The Nvidia Grace Hopper Superchips combine an Arm-based Nvidia central processing unit with an Nvidia Hopper architecture-based graphics processing unit to address high performance computing and giant-scale artificial intelligence applications. The superchips can execute millions more instructions per second, usually at lower cost and power consumption, than preceding chip technology. In early-scale tests Venado has shown significant results in atomistic simulations for materials science and high-resolution astrophysics simulations.
The system was delivered to Los Alamos in March.
“Venado adds to our cutting-edge supercomputing that advances national security and basic research, and it will accelerate how we integrate artificial intelligence into meeting those challenges,” said Thom Mason, director of Los Alamos National Laboratory.
“Our supercomputing capabilities represent a critical component of how national laboratories tackle important problems,” said David Turk, deputy secretary of the U.S. Department of Energy. “With its ability to incorporate artificial intelligence approaches, we are looking forward to seeing how the Venado system at Los Alamos can deliver new and meaningful results for areas of interest.”
“As the first U.S. supercomputer powered by Nvidia Grace Hopper, the Venado system delivers groundbreaking performance and energy efficiency to accelerate scientific discovery,” said Ian Buck, vice president of hyperscale and HPC at Nvidia. “Through our continued work with Los Alamos and HPE, Venado will be a magnificent scientific instrument for researchers to achieve breakthroughs in materials science, renewable energy, astrophysics and more.”

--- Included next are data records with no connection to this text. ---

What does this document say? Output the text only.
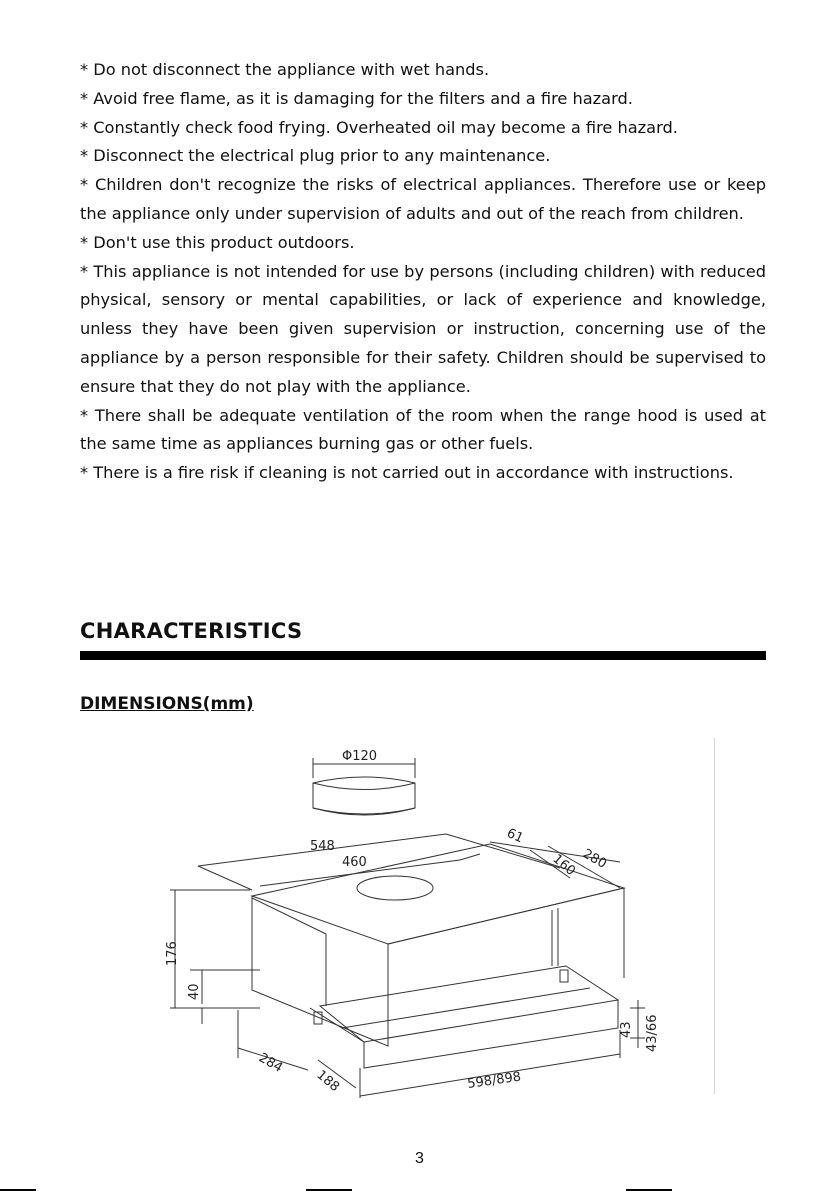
* Do not disconnect the appliance with wet hands.
* Avoid free flame, as it is damaging for the filters and a fire hazard.
* Constantly check food frying. Overheated oil may become a fire hazard.
* Disconnect the electrical plug prior to any maintenance.
* Children don't recognize the risks of electrical appliances. Therefore use or keep the appliance only under supervision of adults and out of the reach from children.
* Don't use this product outdoors.
* This appliance is not intended for use by persons (including children) with reduced physical, sensory or mental capabilities, or lack of experience and knowledge, unless they have been given supervision or instruction, concerning use of the appliance by a person responsible for their safety. Children should be supervised to ensure that they do not play with the appliance.
* There shall be adequate ventilation of the room when the range hood is used at the same time as appliances burning gas or other fuels.
* There is a fire risk if cleaning is not carried out in accordance with instructions.
CHARACTERISTICS
DIMENSIONS(mm)
Φ120
548
460
61
160 280
176
40
284
188	598/898
43 43/66
3
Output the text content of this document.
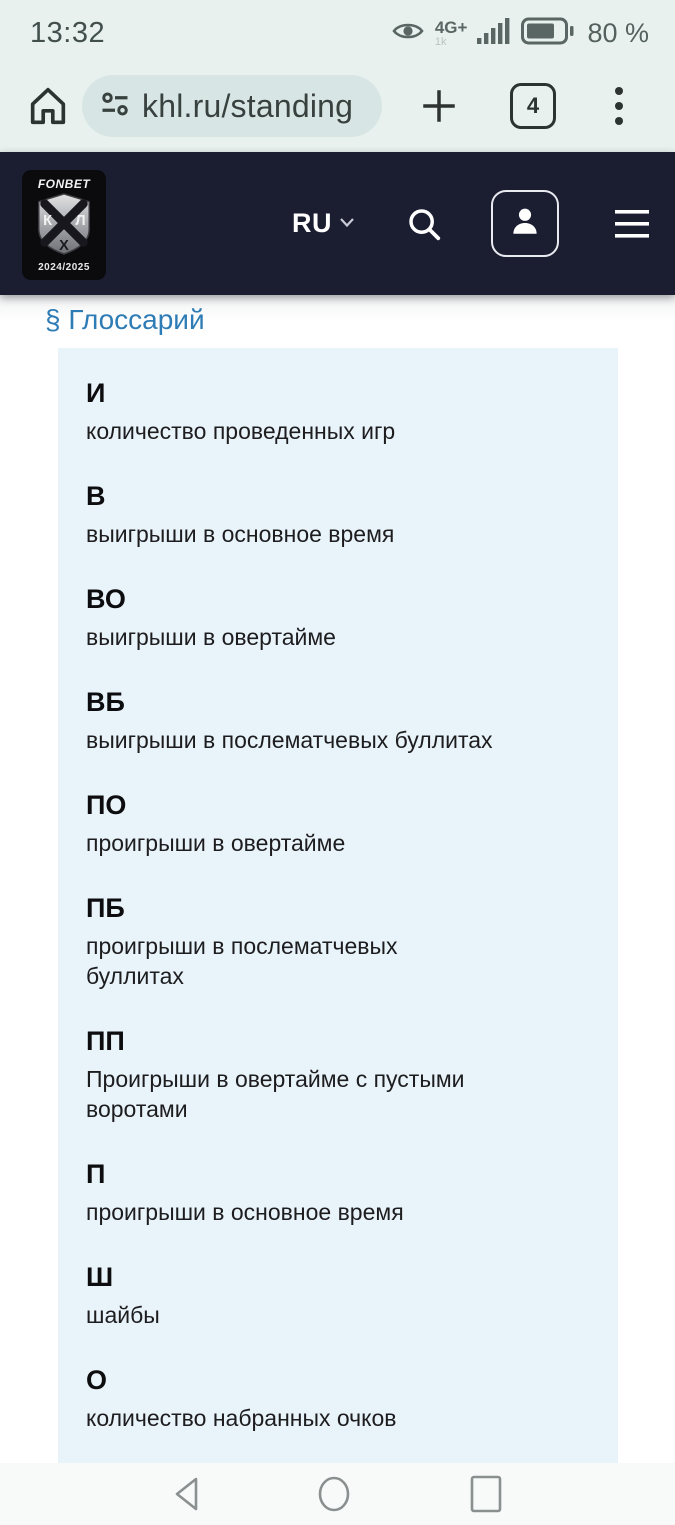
13:32	4G+
1k	80 %
khl.ru/standing	4
FONBET
К Л
Х
2024/2025
RU
§ Глоссарий
И
количество проведенных игр
В
выигрыши в основное время
ВО
выигрыши в овертайме
ВБ
выигрыши в послематчевых буллитах
ПО
проигрыши в овертайме
ПБ
проигрыши в послематчевых буллитах
ПП
Проигрыши в овертайме с пустыми воротами
П
проигрыши в основное время
Ш
шайбы
О
количество набранных очков
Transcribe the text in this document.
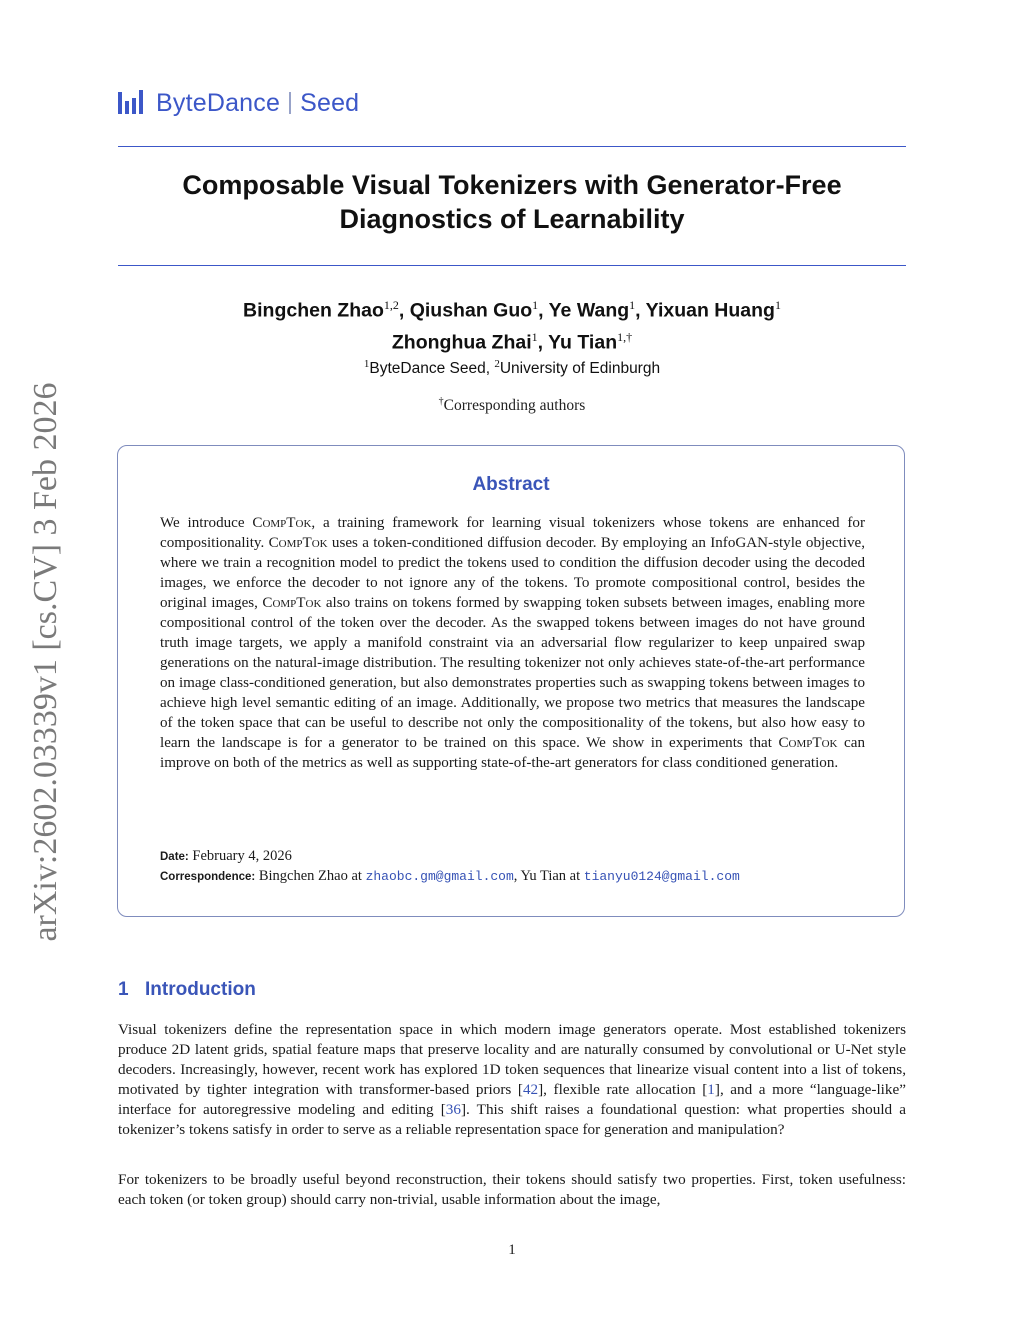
arXiv:2602.03339v1 [cs.CV] 3 Feb 2026
ByteDance Seed
Composable Visual Tokenizers with Generator-Free Diagnostics of Learnability
Bingchen Zhao$^{1,2}$, Qiushan Guo$^1$, Ye Wang$^1$, Yixuan Huang$^1$
Zhonghua Zhai$^1$, Yu Tian$^{1,\dagger}$
$^1$ByteDance Seed, $^2$University of Edinburgh
†Corresponding authors
Abstract
We introduce CompTok, a training framework for learning visual tokenizers whose tokens are enhanced for compositionality. CompTok uses a token-conditioned diffusion decoder. By employing an InfoGAN-style objective, where we train a recognition model to predict the tokens used to condition the diffusion decoder using the decoded images, we enforce the decoder to not ignore any of the tokens. To promote compositional control, besides the original images, CompTok also trains on tokens formed by swapping token subsets between images, enabling more compositional control of the token over the decoder. As the swapped tokens between images do not have ground truth image targets, we apply a manifold constraint via an adversarial flow regularizer to keep unpaired swap generations on the natural-image distribution. The resulting tokenizer not only achieves state-of-the-art performance on image class-conditioned generation, but also demonstrates properties such as swapping tokens between images to achieve high level semantic editing of an image. Additionally, we propose two metrics that measures the landscape of the token space that can be useful to describe not only the compositionality of the tokens, but also how easy to learn the landscape is for a generator to be trained on this space. We show in experiments that CompTok can improve on both of the metrics as well as supporting state-of-the-art generators for class conditioned generation.
Date: February 4, 2026
Correspondence: Bingchen Zhao at zhaobc.gm@gmail.com, Yu Tian at tianyu0124@gmail.com
1 Introduction
Visual tokenizers define the representation space in which modern image generators operate. Most established tokenizers produce 2D latent grids, spatial feature maps that preserve locality and are naturally consumed by convolutional or U-Net style decoders. Increasingly, however, recent work has explored 1D token sequences that linearize visual content into a list of tokens, motivated by tighter integration with transformer-based priors [42], flexible rate allocation [1], and a more “language-like” interface for autoregressive modeling and editing [36]. This shift raises a foundational question: what properties should a tokenizer’s tokens satisfy in order to serve as a reliable representation space for generation and manipulation?
For tokenizers to be broadly useful beyond reconstruction, their tokens should satisfy two properties. First, token usefulness: each token (or token group) should carry non-trivial, usable information about the image,
1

“Powerful supercomputing with AI-driven capabilities will enable researchers to make high-impact breakthroughs and solve real-world problems in this next era of scientific discovery,” said Trish Damkroger, senior vice president and general manager, HPC & AI Infrastructure Solutions at HPE. “Los Alamos National Laboratory continues to demonstrate cutting-edge research and engineering achievements with industry-leading supercomputing. We are proud of our longstanding relationship with the Lab to build Venado, together with Nvidia, to deliver innovative AI solutions that will accelerate discoveries and make impactful contributions in fields like materials science and energy research.”

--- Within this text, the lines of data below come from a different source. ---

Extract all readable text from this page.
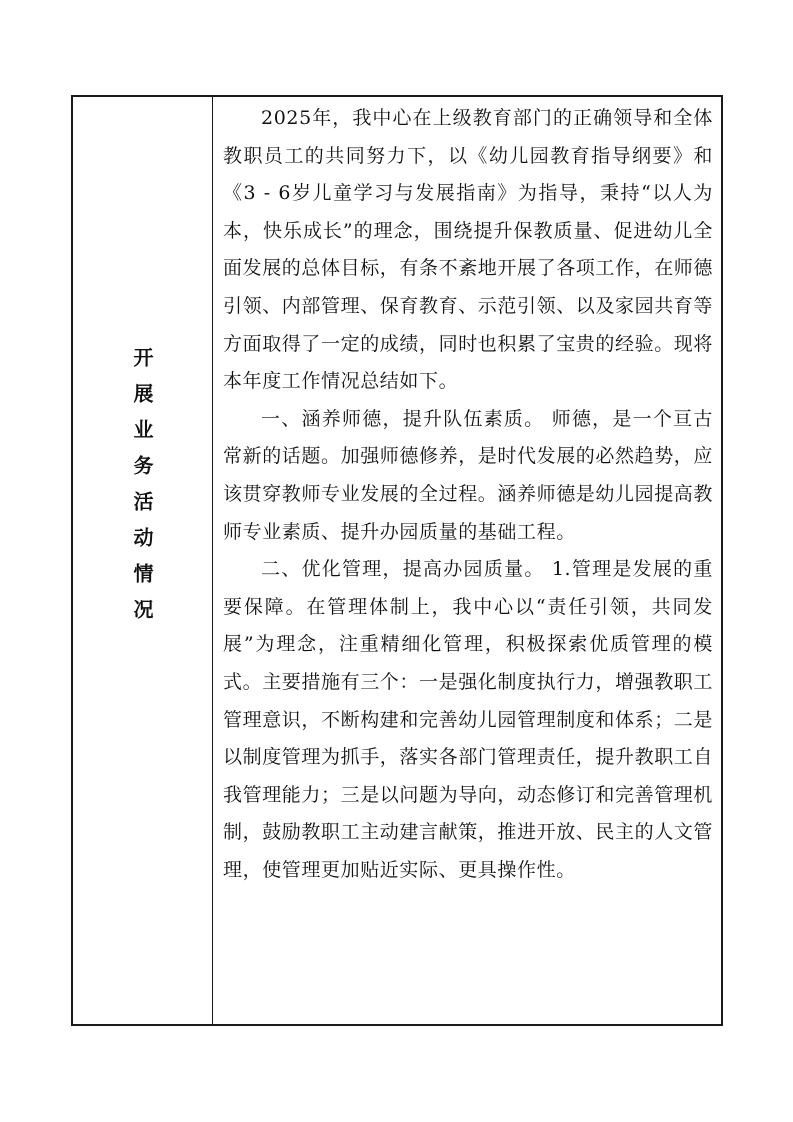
开展业务活动情况

2025年，我中心在上级教育部门的正确领导和全体教职员工的共同努力下，以《幼儿园教育指导纲要》和《3 - 6岁儿童学习与发展指南》为指导，秉持“以人为本，快乐成长”的理念，围绕提升保教质量、促进幼儿全面发展的总体目标，有条不紊地开展了各项工作，在师德引领、内部管理、保育教育、示范引领、以及家园共育等方面取得了一定的成绩，同时也积累了宝贵的经验。现将本年度工作情况总结如下。

一、涵养师德，提升队伍素质。 师德，是一个亘古常新的话题。加强师德修养，是时代发展的必然趋势，应该贯穿教师专业发展的全过程。涵养师德是幼儿园提高教师专业素质、提升办园质量的基础工程。

二、优化管理，提高办园质量。 1.管理是发展的重要保障。在管理体制上，我中心以“责任引领，共同发展”为理念，注重精细化管理，积极探索优质管理的模式。主要措施有三个：一是强化制度执行力，增强教职工管理意识，不断构建和完善幼儿园管理制度和体系；二是以制度管理为抓手，落实各部门管理责任，提升教职工自我管理能力；三是以问题为导向，动态修订和完善管理机制，鼓励教职工主动建言献策，推进开放、民主的人文管理，使管理更加贴近实际、更具操作性。
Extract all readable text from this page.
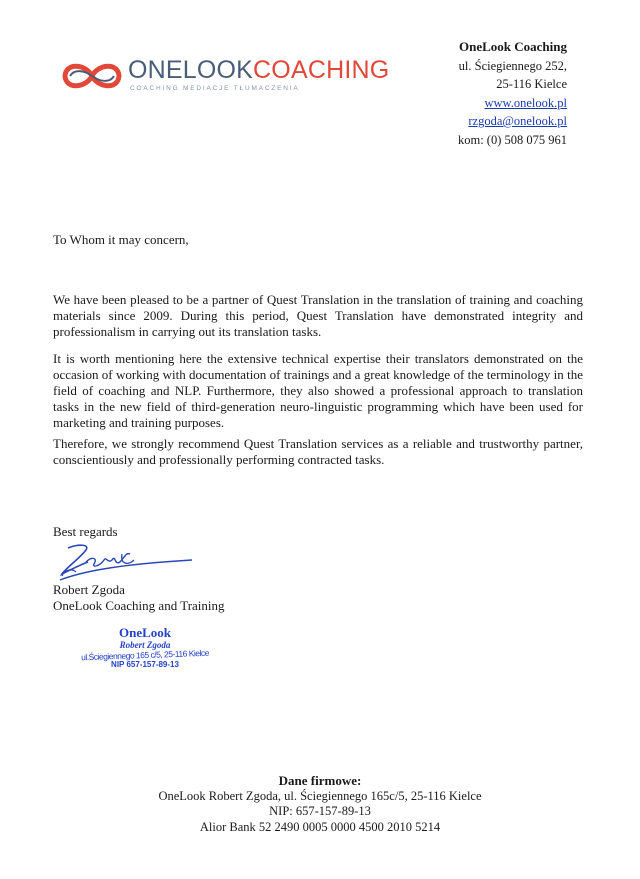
ONELOOKCOACHING
COACHING MEDIACJE TŁUMACZENIA
OneLook Coaching
ul. Ściegiennego 252,
25-116 Kielce
www.onelook.pl
rzgoda@onelook.pl
kom: (0) 508 075 961
To Whom it may concern,
We have been pleased to be a partner of Quest Translation in the translation of training and coaching materials since 2009. During this period, Quest Translation have demonstrated integrity and professionalism in carrying out its translation tasks.
It is worth mentioning here the extensive technical expertise their translators demonstrated on the occasion of working with documentation of trainings and a great knowledge of the terminology in the field of coaching and NLP. Furthermore, they also showed a professional approach to translation tasks in the new field of third-generation neuro-linguistic programming which have been used for marketing and training purposes.
Therefore, we strongly recommend Quest Translation services as a reliable and trustworthy partner, conscientiously and professionally performing contracted tasks.
Best regards
Robert Zgoda
OneLook Coaching and Training
OneLook
Robert Zgoda
ul.Ściegiennego 165 c/5, 25-116 Kielce
NIP 657-157-89-13
Dane firmowe:
OneLook Robert Zgoda, ul. Ściegiennego 165c/5, 25-116 Kielce
NIP: 657-157-89-13
Alior Bank 52 2490 0005 0000 4500 2010 5214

Venado is the outcome of a codesign process that will form the basis for ongoing collaboration focused on developing a broad spectrum of computing, memory and software technologies. Codesign draws on the combined expertise of vendors, hardware architects, system software developers, domain scientists, computer scientists and applied mathematicians working together to make informed decisions about hardware and software components.